编辑:除了接受的答案之外,还需要此答案中的增长顺序才能运行 CSE 或矩阵链乘法
有趣的是,压缩算法可能是您想要的:压缩算法旨在减小其压缩内容的大小,如果它唯一能做到这一点的方法是替换,您可以跟踪它并获得算法所需的子组件。尽管对于小输入,这可能不会给出很好的结果。
在选择这种算法时,哪些操作子集是可交换的将是一个重要的考虑因素。[编辑:OP说在他/她的情况下没有操作是可交换的]
如果我们忽略缓存等影响,我们还可以定义一个最佳解决方案:
input: [some product of matrices to compute]
given that multiplying two NxN matrices is O(N^2.376)

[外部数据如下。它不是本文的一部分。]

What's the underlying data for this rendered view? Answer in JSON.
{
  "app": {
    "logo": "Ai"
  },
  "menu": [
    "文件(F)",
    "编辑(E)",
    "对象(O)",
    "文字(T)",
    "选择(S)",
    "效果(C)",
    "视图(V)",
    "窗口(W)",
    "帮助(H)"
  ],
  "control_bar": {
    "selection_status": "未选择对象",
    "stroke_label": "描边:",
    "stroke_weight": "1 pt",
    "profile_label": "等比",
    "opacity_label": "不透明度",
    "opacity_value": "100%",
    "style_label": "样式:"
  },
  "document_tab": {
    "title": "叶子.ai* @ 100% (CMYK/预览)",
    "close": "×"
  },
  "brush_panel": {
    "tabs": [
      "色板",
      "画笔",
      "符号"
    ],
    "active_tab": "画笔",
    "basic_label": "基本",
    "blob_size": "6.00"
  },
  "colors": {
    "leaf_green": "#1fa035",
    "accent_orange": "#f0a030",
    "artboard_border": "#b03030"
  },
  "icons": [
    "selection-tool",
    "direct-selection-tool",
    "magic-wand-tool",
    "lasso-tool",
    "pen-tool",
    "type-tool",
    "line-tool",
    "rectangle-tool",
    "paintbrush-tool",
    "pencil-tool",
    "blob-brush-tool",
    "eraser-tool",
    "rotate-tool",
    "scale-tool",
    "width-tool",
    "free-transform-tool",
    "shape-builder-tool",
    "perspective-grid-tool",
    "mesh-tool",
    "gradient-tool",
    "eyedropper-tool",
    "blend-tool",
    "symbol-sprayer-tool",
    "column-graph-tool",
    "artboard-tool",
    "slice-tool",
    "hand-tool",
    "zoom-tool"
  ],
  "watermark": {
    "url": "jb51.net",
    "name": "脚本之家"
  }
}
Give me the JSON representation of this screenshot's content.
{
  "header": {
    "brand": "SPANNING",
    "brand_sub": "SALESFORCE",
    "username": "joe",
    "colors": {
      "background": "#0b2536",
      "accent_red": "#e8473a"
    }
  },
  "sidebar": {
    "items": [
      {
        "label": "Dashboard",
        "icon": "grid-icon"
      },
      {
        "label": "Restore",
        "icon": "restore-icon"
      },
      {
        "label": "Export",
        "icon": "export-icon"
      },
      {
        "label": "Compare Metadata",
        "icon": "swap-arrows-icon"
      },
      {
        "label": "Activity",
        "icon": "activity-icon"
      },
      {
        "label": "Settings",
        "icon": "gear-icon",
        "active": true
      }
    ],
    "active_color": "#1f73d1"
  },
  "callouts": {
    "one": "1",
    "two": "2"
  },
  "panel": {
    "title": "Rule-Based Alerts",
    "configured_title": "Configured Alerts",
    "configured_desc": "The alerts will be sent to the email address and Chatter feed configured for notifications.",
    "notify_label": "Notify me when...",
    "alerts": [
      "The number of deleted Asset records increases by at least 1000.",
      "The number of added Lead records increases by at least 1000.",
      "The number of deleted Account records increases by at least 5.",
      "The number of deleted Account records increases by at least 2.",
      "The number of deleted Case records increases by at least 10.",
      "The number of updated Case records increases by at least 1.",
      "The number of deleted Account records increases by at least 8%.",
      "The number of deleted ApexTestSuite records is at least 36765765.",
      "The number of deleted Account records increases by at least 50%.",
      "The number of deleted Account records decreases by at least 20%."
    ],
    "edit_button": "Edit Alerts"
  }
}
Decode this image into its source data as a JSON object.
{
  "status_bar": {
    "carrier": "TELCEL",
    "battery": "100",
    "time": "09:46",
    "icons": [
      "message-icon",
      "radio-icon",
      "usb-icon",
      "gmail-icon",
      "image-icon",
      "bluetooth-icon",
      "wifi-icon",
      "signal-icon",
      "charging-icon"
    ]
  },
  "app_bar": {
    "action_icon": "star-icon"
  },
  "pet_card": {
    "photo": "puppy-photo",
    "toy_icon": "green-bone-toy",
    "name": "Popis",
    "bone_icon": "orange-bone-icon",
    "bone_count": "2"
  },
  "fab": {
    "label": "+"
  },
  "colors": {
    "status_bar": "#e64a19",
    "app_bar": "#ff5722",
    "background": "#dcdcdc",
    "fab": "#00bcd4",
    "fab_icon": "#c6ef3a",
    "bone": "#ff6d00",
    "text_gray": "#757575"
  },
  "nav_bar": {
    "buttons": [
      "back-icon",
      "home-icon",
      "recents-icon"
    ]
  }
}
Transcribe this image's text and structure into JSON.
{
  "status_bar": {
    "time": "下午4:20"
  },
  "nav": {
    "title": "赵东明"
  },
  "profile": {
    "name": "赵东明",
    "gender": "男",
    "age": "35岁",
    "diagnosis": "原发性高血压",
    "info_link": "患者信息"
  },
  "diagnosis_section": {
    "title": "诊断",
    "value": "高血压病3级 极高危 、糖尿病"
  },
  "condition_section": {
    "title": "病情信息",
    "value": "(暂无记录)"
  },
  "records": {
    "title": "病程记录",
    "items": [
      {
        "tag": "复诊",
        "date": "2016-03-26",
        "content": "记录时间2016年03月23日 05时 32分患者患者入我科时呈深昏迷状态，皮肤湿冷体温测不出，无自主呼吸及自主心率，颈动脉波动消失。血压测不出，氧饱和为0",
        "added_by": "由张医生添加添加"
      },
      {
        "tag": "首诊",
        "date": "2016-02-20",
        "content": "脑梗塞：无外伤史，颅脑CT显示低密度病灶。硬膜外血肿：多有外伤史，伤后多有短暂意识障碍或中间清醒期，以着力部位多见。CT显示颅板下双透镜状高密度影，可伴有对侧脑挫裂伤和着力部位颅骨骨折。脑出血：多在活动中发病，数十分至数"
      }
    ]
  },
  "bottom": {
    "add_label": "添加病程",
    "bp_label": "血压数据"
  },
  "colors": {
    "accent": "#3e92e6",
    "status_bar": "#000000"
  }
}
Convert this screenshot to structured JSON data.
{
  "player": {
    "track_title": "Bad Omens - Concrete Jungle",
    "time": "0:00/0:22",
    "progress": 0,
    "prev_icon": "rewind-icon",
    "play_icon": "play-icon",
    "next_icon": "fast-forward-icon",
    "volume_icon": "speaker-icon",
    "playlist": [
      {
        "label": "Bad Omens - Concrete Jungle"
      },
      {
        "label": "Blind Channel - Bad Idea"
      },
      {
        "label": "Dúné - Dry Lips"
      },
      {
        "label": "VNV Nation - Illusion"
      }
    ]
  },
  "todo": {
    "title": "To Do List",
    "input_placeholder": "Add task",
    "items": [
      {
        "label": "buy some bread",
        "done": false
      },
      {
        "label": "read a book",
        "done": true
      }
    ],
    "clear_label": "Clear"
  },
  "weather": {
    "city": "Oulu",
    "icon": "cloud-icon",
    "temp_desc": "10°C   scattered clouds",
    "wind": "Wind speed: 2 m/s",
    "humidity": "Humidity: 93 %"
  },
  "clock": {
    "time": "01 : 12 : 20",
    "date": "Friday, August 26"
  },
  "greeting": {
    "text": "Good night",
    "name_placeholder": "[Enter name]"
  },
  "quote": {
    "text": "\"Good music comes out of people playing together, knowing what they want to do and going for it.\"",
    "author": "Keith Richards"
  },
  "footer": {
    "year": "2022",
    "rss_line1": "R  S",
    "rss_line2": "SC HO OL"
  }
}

given we can visualize the product as follows:
[[AxB][BxC][CxD][DxE]...]
we must for example perform O(max(A,B,C)^2.376) or so operations in order to combine
[AxB][BxC] -> [AxC]
The max(...) is an estimate based on how fast it is to multiply two square matrices;
a better estimate of cost(A,B,C) for multiplying an AxB * BxC matrix can be gotten
from actually looking at the algorithm, or running benchmarks if you don't know the
algorithm used.
However note that multiplying the same matrix with itself, i.e. calculating
a power, can be much more efficient, and we also need to take that into account.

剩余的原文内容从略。